Neuropsychologist Patterson takes on the daunting task of tracing science’s view of reason as it relates to anthropology, from the time of Darwin to the present day. In doing so, he unveils a number of internecine arguments within the scientific community, as well as the hand-wringing in Western culture that has led to a near abandonment of the study of reason altogether. Patterson’s tale begins with Victorian-era anthropologists in the field who studied “savage” or “primitive” peoples in a race against time—before their cultures would be dramatically changed by encroaching Western ways. Critically influenced by Darwin, Patterson explains that, “At heart, early professional anthropology was a scientific search for human origins and evolutionary history.” In studying indigenous peoples, these scientists took for granted that European-based cultures were superior and that Europeans were more mentally advanced than “primitive” peoples. As the 20th century unfolded, however, various influential scholars and the schools of thought they initiated changed these assumptions.
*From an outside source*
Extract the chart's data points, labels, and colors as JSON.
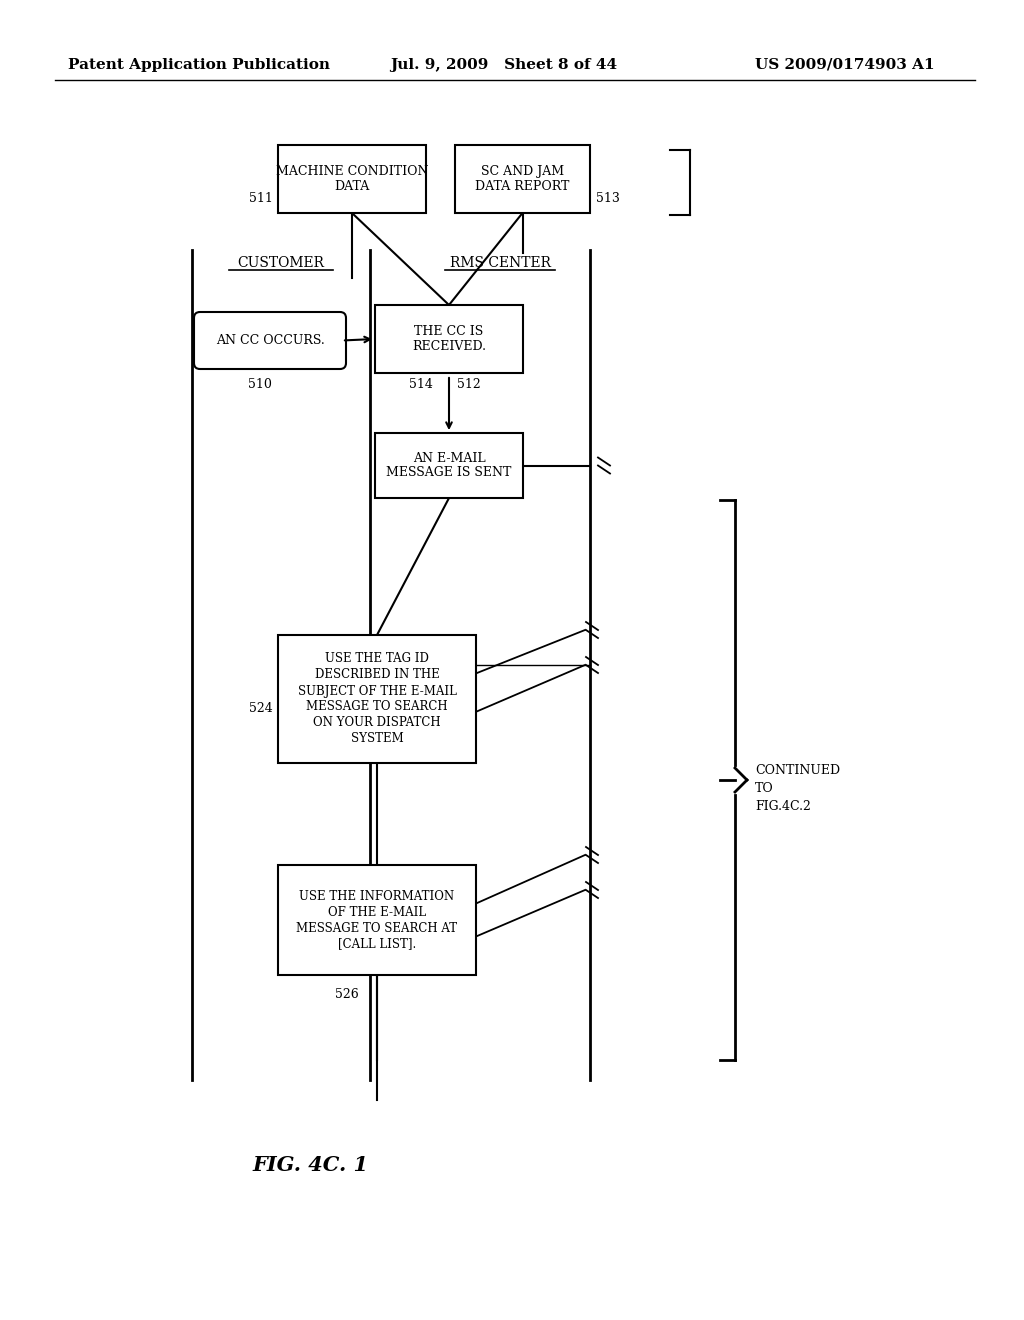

By 1950, some scholars were questioning whether social anthropology could even be considered one of the sciences. Sartre questioned the field’s reliance on reason as a measure of people’s abilities, and by the 1960s and 1970s, the Eurocentric character of traditional anthropology was under severe attack, leaving the whole field with a “crisis of representation” it is still battling to this day. Patterson provides a wealth of information in an approachable but sometimes melodramatic form (“The maw of eternity had simply opened and claimed him within a few blinks of an eye”). Though open to the general reader, Patterson’s work will best lend itself to students of anthropology or sociology, and it will be a worthwhile reference for the often intractable arguments affecting such fields and the sometimes larger-than-life personalities who have shaped them.

A sharp, wide-ranging historical study.